Notes are visible only in MyChart and are accessed from the list of past appointments. Notes are not displayed on the printed After Visit Summary (AVS).
Q: What about notes from prior to March 1, 2018?
A: Notes are not displayed from prior to a provider’s participation in OpenNotes. If you have been part of one of the pilot OpenNotes waves since July 2015, your notes will continue to be available from the date of your initial participation. If you haven’t been part of a pilot wave, patients will only have access to your notes written on or after March 1, 2018.
Q: What if a patient requests a change to my note?
A: You are not required to change any note based on a patient request. If you receive a message from a patient requesting to correct an error or add information to your note, and you agree with the request, you are welcome and encouraged to reopen (addend) the encounter and make the requested change.

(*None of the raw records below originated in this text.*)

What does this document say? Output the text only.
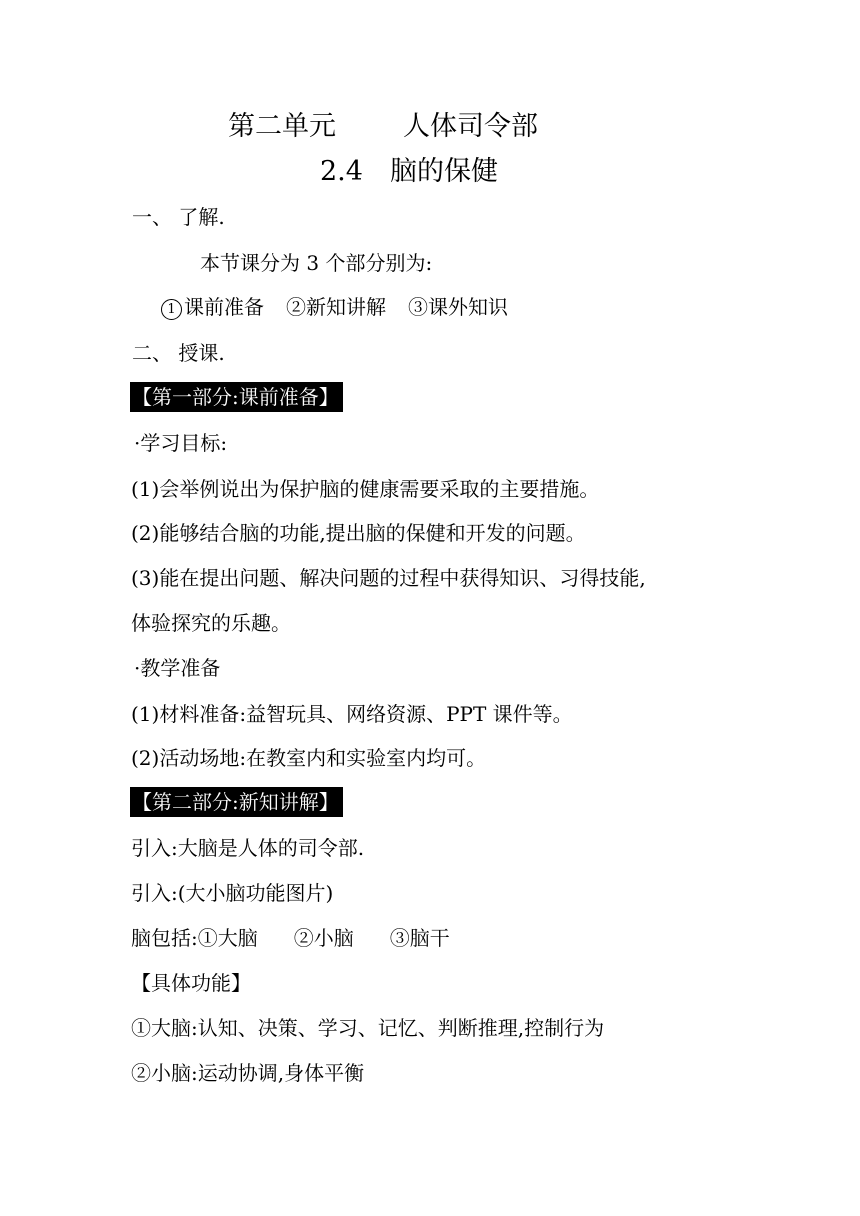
第二单元 人体司令部
2.4　脑的保健
一、 了解.
本节课分为 3 个部分别为:
1 课前准备 ②新知讲解 ③课外知识
二、 授课.
【第一部分:课前准备】
·学习目标:
(1)会举例说出为保护脑的健康需要采取的主要措施。
(2)能够结合脑的功能,提出脑的保健和开发的问题。
(3)能在提出问题、解决问题的过程中获得知识、习得技能,
体验探究的乐趣。
·教学准备
(1)材料准备:益智玩具、网络资源、PPT 课件等。
(2)活动场地:在教室内和实验室内均可。
【第二部分:新知讲解】
引入:大脑是人体的司令部.
引入:(大小脑功能图片)
脑包括:①大脑 ②小脑 ③脑干
【具体功能】
①大脑:认知、决策、学习、记忆、判断推理,控制行为
②小脑:运动协调,身体平衡
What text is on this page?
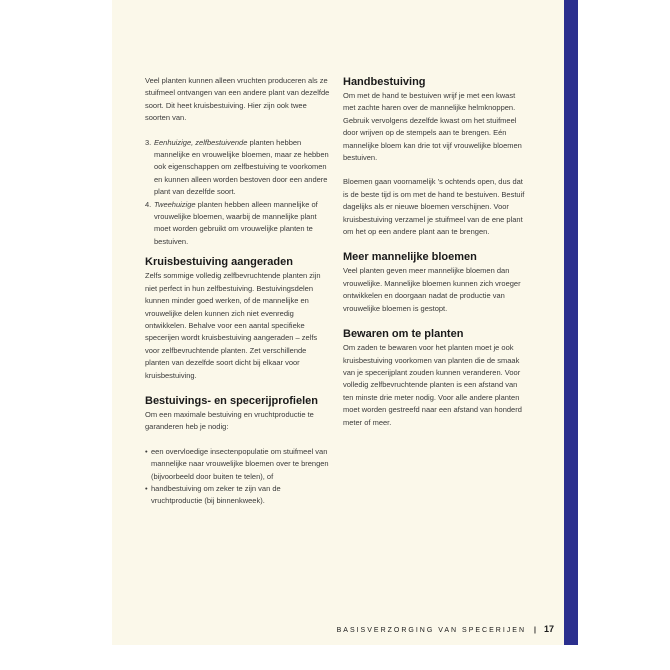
Veel planten kunnen alleen vruchten produceren als ze stuifmeel ontvangen van een andere plant van dezelfde soort. Dit heet kruisbestuiving. Hier zijn ook twee soorten van.

3. Eenhuizige, zelfbestuivende planten hebben mannelijke en vrouwelijke bloemen, maar ze hebben ook eigenschappen om zelfbestuiving te voorkomen en kunnen alleen worden bestoven door een andere plant van dezelfde soort.
4. Tweehuizige planten hebben alleen mannelijke of vrouwelijke bloemen, waarbij de mannelijke plant moet worden gebruikt om vrouwelijke planten te bestuiven.
Kruisbestuiving aangeraden

Zelfs sommige volledig zelfbevruchtende planten zijn niet perfect in hun zelfbestuiving. Bestuivingsdelen kunnen minder goed werken, of de mannelijke en vrouwelijke delen kunnen zich niet evenredig ontwikkelen. Behalve voor een aantal specifieke specerijen wordt kruisbestuiving aangeraden – zelfs voor zelfbevruchtende planten. Zet verschillende planten van dezelfde soort dicht bij elkaar voor kruisbestuiving.

Bestuivings- en specerijprofielen

Om een maximale bestuiving en vruchtproductie te garanderen heb je nodig:

• een overvloedige insectenpopulatie om stuifmeel van mannelijke naar vrouwelijke bloemen over te brengen (bijvoorbeeld door buiten te telen), of
• handbestuiving om zeker te zijn van de vruchtproductie (bij binnenkweek).
Handbestuiving

Om met de hand te bestuiven wrijf je met een kwast met zachte haren over de mannelijke helmknoppen. Gebruik vervolgens dezelfde kwast om het stuifmeel door wrijven op de stempels aan te brengen. Eén mannelijke bloem kan drie tot vijf vrouwelijke bloemen bestuiven.

Bloemen gaan voornamelijk 's ochtends open, dus dat is de beste tijd is om met de hand te bestuiven. Bestuif dagelijks als er nieuwe bloemen verschijnen. Voor kruisbestuiving verzamel je stuifmeel van de ene plant om het op een andere plant aan te brengen.

Meer mannelijke bloemen

Veel planten geven meer mannelijke bloemen dan vrouwelijke. Mannelijke bloemen kunnen zich vroeger ontwikkelen en doorgaan nadat de productie van vrouwelijke bloemen is gestopt.

Bewaren om te planten

Om zaden te bewaren voor het planten moet je ook kruisbestuiving voorkomen van planten die de smaak van je specerijplant zouden kunnen veranderen. Voor volledig zelfbevruchtende planten is een afstand van ten minste drie meter nodig. Voor alle andere planten moet worden gestreefd naar een afstand van honderd meter of meer.

BASISVERZORGING VAN SPECERIJEN | 17
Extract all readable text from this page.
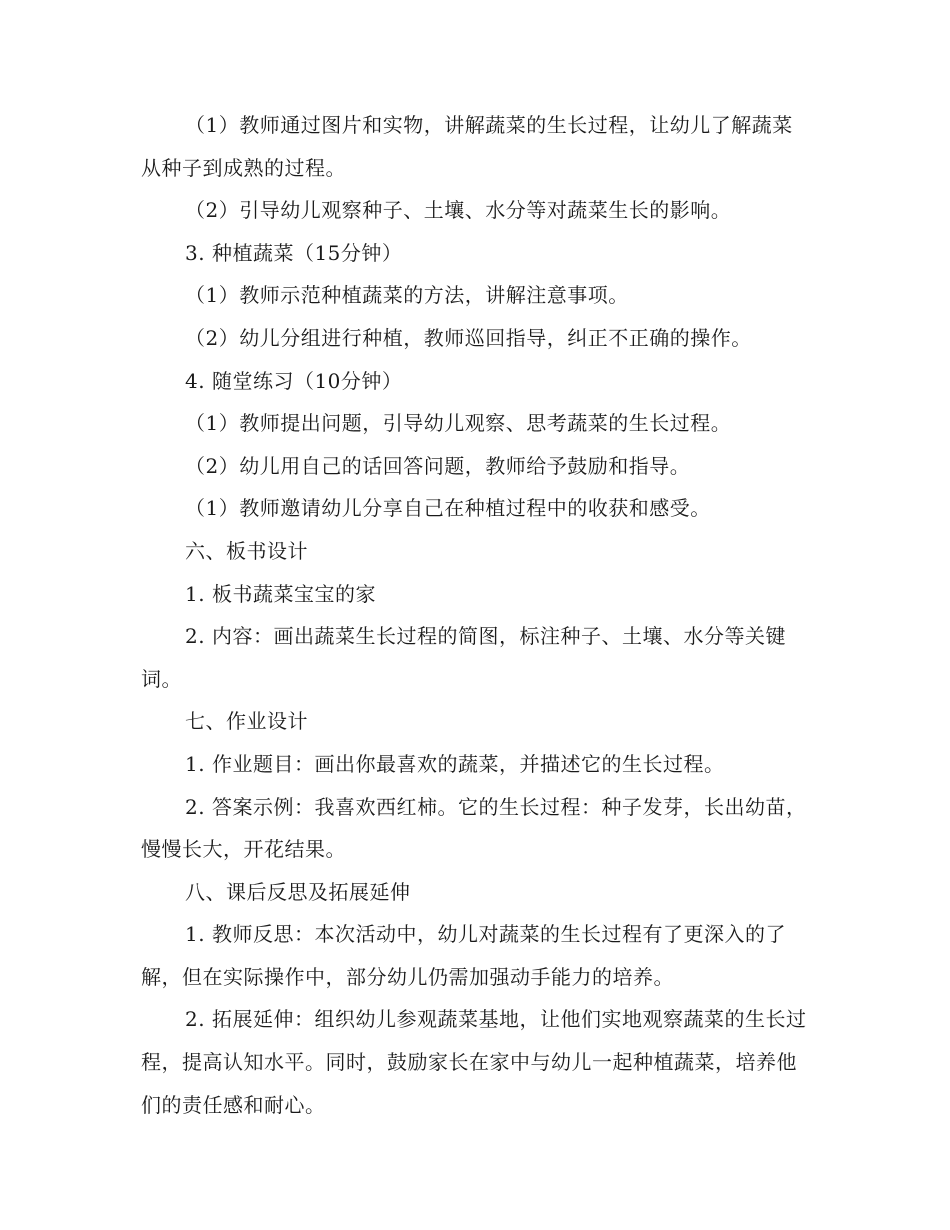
（1）教师通过图片和实物，讲解蔬菜的生长过程，让幼儿了解蔬菜从种子到成熟的过程。

（2）引导幼儿观察种子、土壤、水分等对蔬菜生长的影响。

3. 种植蔬菜（15分钟）

（1）教师示范种植蔬菜的方法，讲解注意事项。

（2）幼儿分组进行种植，教师巡回指导，纠正不正确的操作。

4. 随堂练习（10分钟）

（1）教师提出问题，引导幼儿观察、思考蔬菜的生长过程。

（2）幼儿用自己的话回答问题，教师给予鼓励和指导。

（1）教师邀请幼儿分享自己在种植过程中的收获和感受。

六、板书设计

1. 板书蔬菜宝宝的家

2. 内容：画出蔬菜生长过程的简图，标注种子、土壤、水分等关键词。

七、作业设计

1. 作业题目：画出你最喜欢的蔬菜，并描述它的生长过程。

2. 答案示例：我喜欢西红柿。它的生长过程：种子发芽，长出幼苗，慢慢长大，开花结果。

八、课后反思及拓展延伸

1. 教师反思：本次活动中，幼儿对蔬菜的生长过程有了更深入的了解，但在实际操作中，部分幼儿仍需加强动手能力的培养。

2. 拓展延伸：组织幼儿参观蔬菜基地，让他们实地观察蔬菜的生长过程，提高认知水平。同时，鼓励家长在家中与幼儿一起种植蔬菜，培养他们的责任感和耐心。
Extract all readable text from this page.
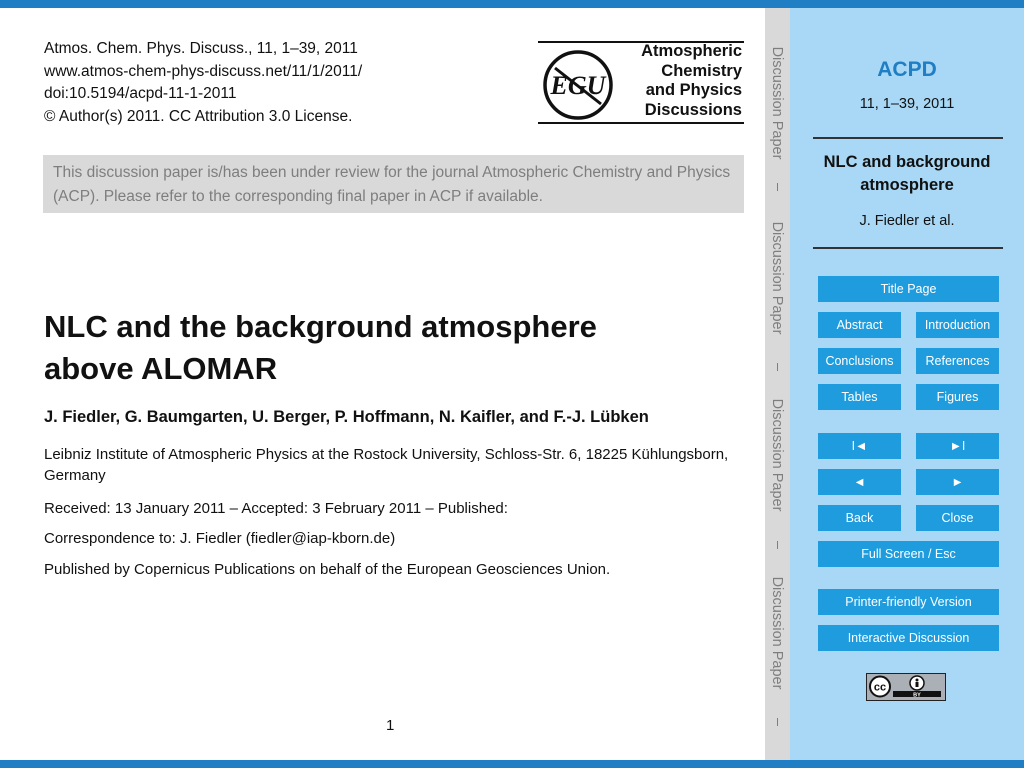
Atmos. Chem. Phys. Discuss., 11, 1–39, 2011
www.atmos-chem-phys-discuss.net/11/1/2011/
doi:10.5194/acpd-11-1-2011
© Author(s) 2011. CC Attribution 3.0 License.
EGU
Atmospheric
Chemistry
and Physics
Discussions
This discussion paper is/has been under review for the journal Atmospheric Chemistry and Physics (ACP). Please refer to the corresponding final paper in ACP if available.
NLC and the background atmosphere
above ALOMAR
J. Fiedler, G. Baumgarten, U. Berger, P. Hoffmann, N. Kaifler, and F.-J. Lübken
Leibniz Institute of Atmospheric Physics at the Rostock University, Schloss-Str. 6, 18225 Kühlungsborn, Germany
Received: 13 January 2011 – Accepted: 3 February 2011 – Published:
Correspondence to: J. Fiedler (fiedler@iap-kborn.de)
Published by Copernicus Publications on behalf of the European Geosciences Union.
1
Discussion Paper
Discussion Paper
Discussion Paper
Discussion Paper
ACPD
11, 1–39, 2011
NLC and background atmosphere
J. Fiedler et al.
Title Page
Abstract	Introduction
Conclusions	References
Tables	Figures
I◄	►I
◄	►
Back	Close
Full Screen / Esc
Printer-friendly Version
Interactive Discussion
cc
BY
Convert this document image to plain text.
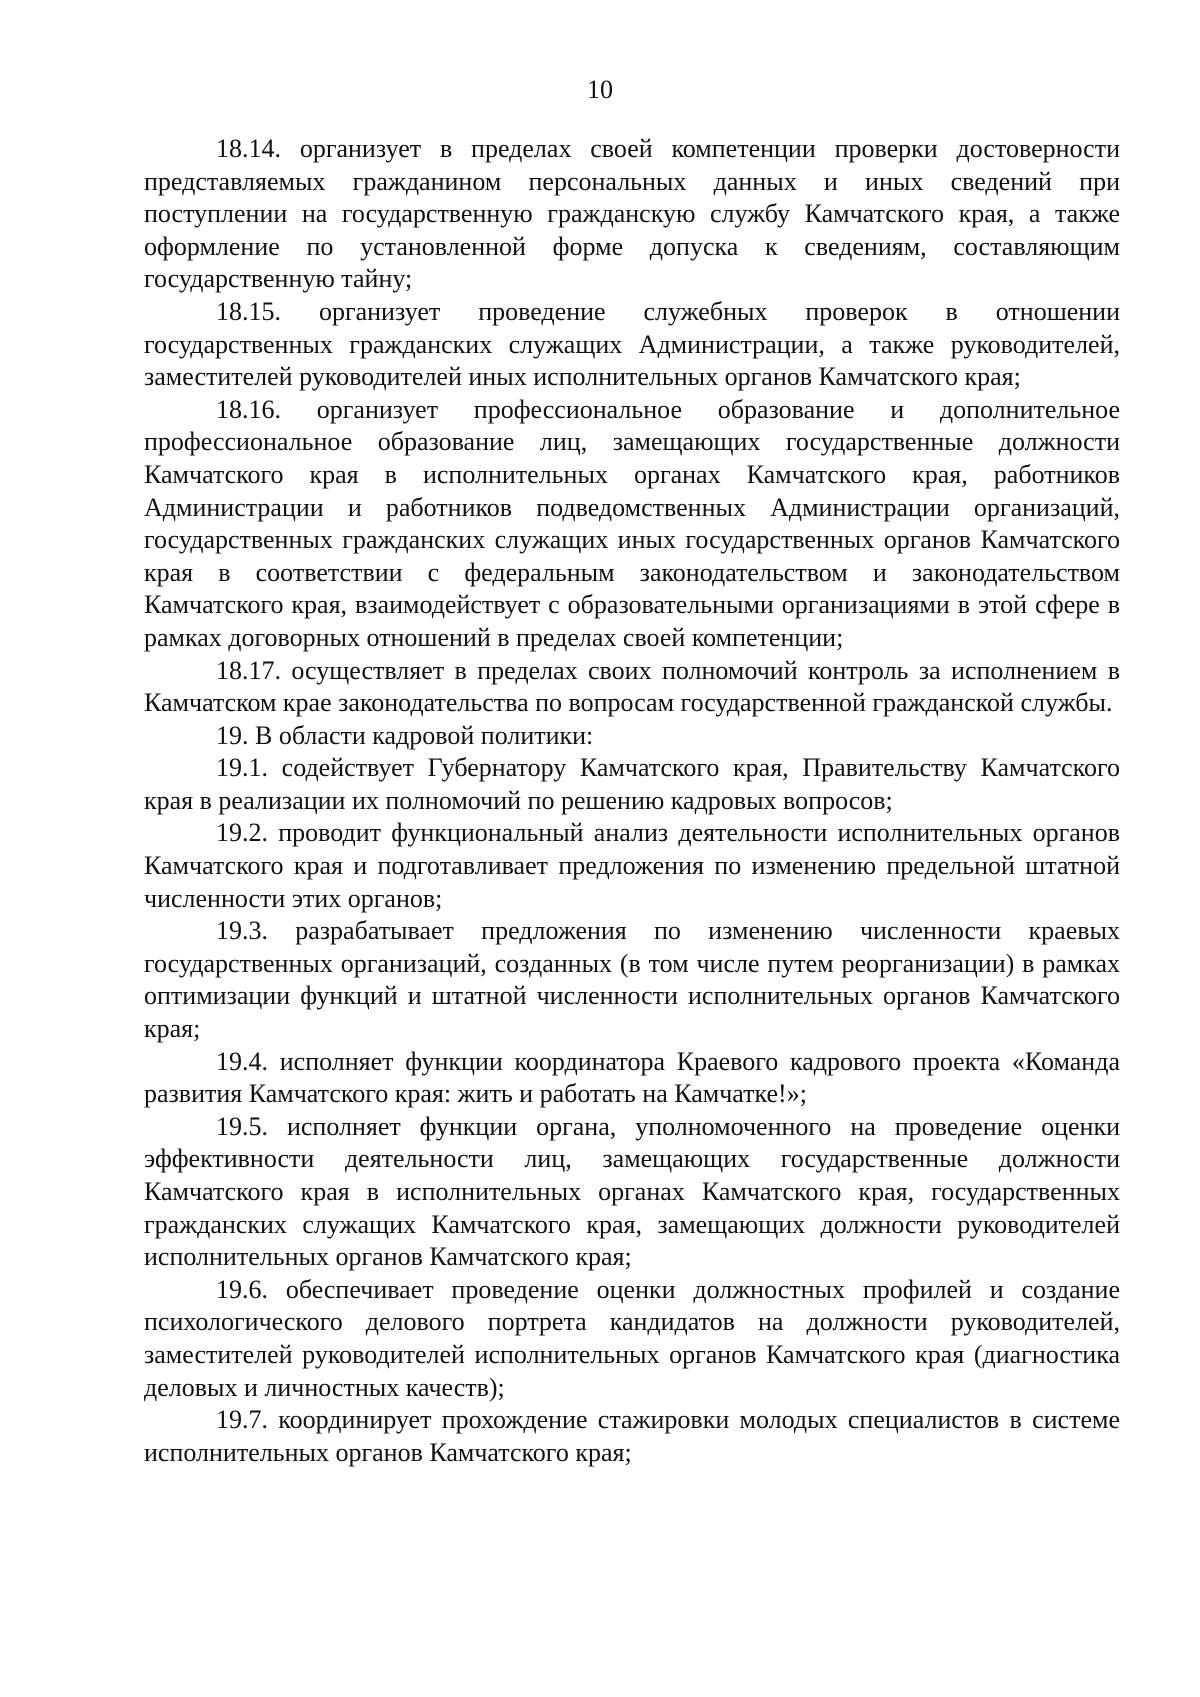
10

18.14. организует в пределах своей компетенции проверки достоверности представляемых гражданином персональных данных и иных сведений при поступлении на государственную гражданскую службу Камчатского края, а также оформление по установленной форме допуска к сведениям, составляющим государственную тайну;

18.15. организует проведение служебных проверок в отношении государственных гражданских служащих Администрации, а также руководителей, заместителей руководителей иных исполнительных органов Камчатского края;

18.16. организует профессиональное образование и дополнительное профессиональное образование лиц, замещающих государственные должности Камчатского края в исполнительных органах Камчатского края, работников Администрации и работников подведомственных Администрации организаций, государственных гражданских служащих иных государственных органов Камчатского края в соответствии с федеральным законодательством и законодательством Камчатского края, взаимодействует с образовательными организациями в этой сфере в рамках договорных отношений в пределах своей компетенции;

18.17. осуществляет в пределах своих полномочий контроль за исполнением в Камчатском крае законодательства по вопросам государственной гражданской службы.

19. В области кадровой политики:

19.1. содействует Губернатору Камчатского края, Правительству Камчатского края в реализации их полномочий по решению кадровых вопросов;

19.2. проводит функциональный анализ деятельности исполнительных органов Камчатского края и подготавливает предложения по изменению предельной штатной численности этих органов;

19.3. разрабатывает предложения по изменению численности краевых государственных организаций, созданных (в том числе путем реорганизации) в рамках оптимизации функций и штатной численности исполнительных органов Камчатского края;

19.4. исполняет функции координатора Краевого кадрового проекта «Команда развития Камчатского края: жить и работать на Камчатке!»;

19.5. исполняет функции органа, уполномоченного на проведение оценки эффективности деятельности лиц, замещающих государственные должности Камчатского края в исполнительных органах Камчатского края, государственных гражданских служащих Камчатского края, замещающих должности руководителей исполнительных органов Камчатского края;

19.6. обеспечивает проведение оценки должностных профилей и создание психологического делового портрета кандидатов на должности руководителей, заместителей руководителей исполнительных органов Камчатского края (диагностика деловых и личностных качеств);

19.7. координирует прохождение стажировки молодых специалистов в системе исполнительных органов Камчатского края;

If you and the patient disagree, you are encouraged to discuss this further with the patient to try to reach consensus. It may be appropriate to ask the patient to return for an office visit for that discussion. If you cannot come to an agreement, the patient has the right to file a formal written amendment request and should be provided a copy of the Request to Amend form. (Please note this is a link to our internal intranet and should not be provided directly to patients.) In these situations, either the Johns Hopkins Privacy Office or one of the Health Information Management (HIM) offices will contact you with the details of the request and instructions on next steps. Formal amendment requests require a response within 60 days.
Q: Can patient proxies see the notes?
A: Proxies are people with access to a patient’s MyChart account. The most common example is parents or guardians accessing their child’s account. Since clinical notes may contain sensitive information, they are treated similarly to other sensitive information, such as test results and problem, allergy and medication lists. Proxies of adolescents and schedule-only adult proxies cannot view OpenNotes, but proxies of children and full-access adult proxies can.